The essay hit close to home for myself since starting studies in literature and ecology. Trying to explain my interests to my more conservative home-community and anything “green” is disregarded at the outset for being anti-capitalist, anti-oil, anti-Western, and generally pro-paganist animism. Yet when I explain my interests in the connections between Christian thought and conservative ideas (and yes, I realize these are NOT synonymous!) and environmentalism to others in my department, it’s often seen as unfashionably retrogressive. In many ways, it feels like I’m in the pockmarked minefields of the culture-wars’ no-man’s land.

I hope you can excuse the personal anecdote, or even better, have one of your own which likewise indicates a moment where you’ve also found yourself between hostile camps, thinking that perhaps it would do us well to keep disagreeing, sure, but also to come together so the caricatures we have of each other might be broken down.
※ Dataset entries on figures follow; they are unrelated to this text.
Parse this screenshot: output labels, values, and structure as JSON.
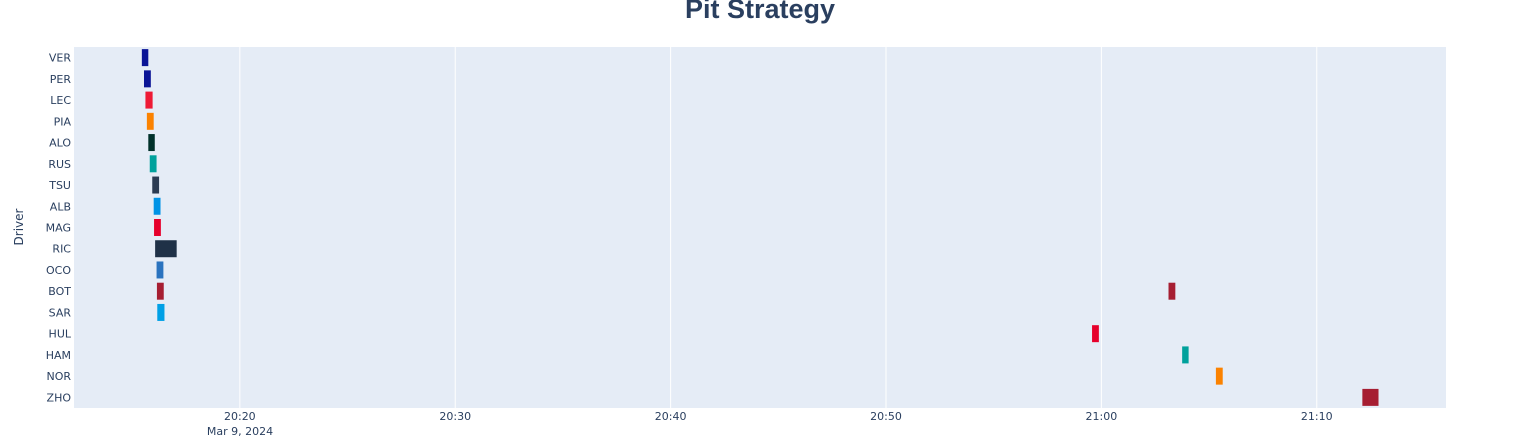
{
  "chart_data": {
    "type": "timeline",
    "title": "Pit Strategy",
    "ylabel": "Driver",
    "xlabel": "",
    "x_axis_type": "time",
    "x_date_label": "Mar 9, 2024",
    "xlim": [
      "20:12:18",
      "21:16:00"
    ],
    "x_ticks": [
      "20:20",
      "20:30",
      "20:40",
      "20:50",
      "21:00",
      "21:10"
    ],
    "grid": true,
    "legend": "none",
    "plot_background": "#e5ecf6",
    "categories": [
      "VER",
      "PER",
      "LEC",
      "PIA",
      "ALO",
      "RUS",
      "TSU",
      "ALB",
      "MAG",
      "RIC",
      "OCO",
      "BOT",
      "SAR",
      "HUL",
      "HAM",
      "NOR",
      "ZHO"
    ],
    "bars": [
      {
        "driver": "VER",
        "start": "20:15:27",
        "end": "20:15:45",
        "color": "#0a1496"
      },
      {
        "driver": "PER",
        "start": "20:15:33",
        "end": "20:15:52",
        "color": "#0a1496"
      },
      {
        "driver": "LEC",
        "start": "20:15:37",
        "end": "20:15:57",
        "color": "#ee1a35"
      },
      {
        "driver": "PIA",
        "start": "20:15:41",
        "end": "20:16:00",
        "color": "#fb8200"
      },
      {
        "driver": "ALO",
        "start": "20:15:45",
        "end": "20:16:03",
        "color": "#00312a"
      },
      {
        "driver": "RUS",
        "start": "20:15:49",
        "end": "20:16:08",
        "color": "#00a19c"
      },
      {
        "driver": "TSU",
        "start": "20:15:56",
        "end": "20:16:15",
        "color": "#2b3b52"
      },
      {
        "driver": "ALB",
        "start": "20:16:00",
        "end": "20:16:19",
        "color": "#0093e6"
      },
      {
        "driver": "MAG",
        "start": "20:16:01",
        "end": "20:16:20",
        "color": "#e6002b"
      },
      {
        "driver": "RIC",
        "start": "20:16:04",
        "end": "20:17:04",
        "color": "#1f3147"
      },
      {
        "driver": "OCO",
        "start": "20:16:08",
        "end": "20:16:27",
        "color": "#2a73bf"
      },
      {
        "driver": "BOT",
        "start": "20:16:09",
        "end": "20:16:28",
        "color": "#a61e32"
      },
      {
        "driver": "SAR",
        "start": "20:16:10",
        "end": "20:16:30",
        "color": "#00a0e6"
      },
      {
        "driver": "HUL",
        "start": "20:59:34",
        "end": "20:59:53",
        "color": "#e6002b"
      },
      {
        "driver": "BOT",
        "start": "21:03:07",
        "end": "21:03:26",
        "color": "#a61e32"
      },
      {
        "driver": "HAM",
        "start": "21:03:45",
        "end": "21:04:03",
        "color": "#00a19c"
      },
      {
        "driver": "NOR",
        "start": "21:05:19",
        "end": "21:05:38",
        "color": "#fb8200"
      },
      {
        "driver": "ZHO",
        "start": "21:12:07",
        "end": "21:12:52",
        "color": "#a61e32"
      }
    ]
  }
}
Maybe there is some common ground we can inhabit (desire to care for the world?) even if we disagree on the whys and the hows. Maybe we don’t “just” have to be warriors.

This week, I was reminded of the story of Lieutenant Colonel John McCrae, the famous poet of "In Flanders Fields" but also a medic in the Great War.  If anything, the medic might be the very embodiment of how we can still think of the world as a place always at war, but not one in which we are simply warriors for one faction over and against another. In the heart of conflict, the medic must be armed to the teeth and ready for a fight, but also venture out courageously into the blighted landscape between trenches to enact works of restoration. WWI medics especially often disregarded the categories of “friend and foe,” thinking only of the “living and the dying.”

It’s the centenary of the Great War and it’s only a few days after Remembrance. The horrific images of Ypres, the Somme, Passchendaele, and Vimy Ridge are still fresh in our minds. Young men with rotting feet sitting in trenches only hundreds of yards from other young men with rotting feet sitting in trenches. No-man’s land lies between them, only to be crossed with fear and a desire to rout the enemy.  But that no-man’s land must, if the war is ever to end and peace is ever to reign once more, be inhabited by the survivors of both sides, and restored to the order that, in the midst of our fighting, the medic is already working to regain.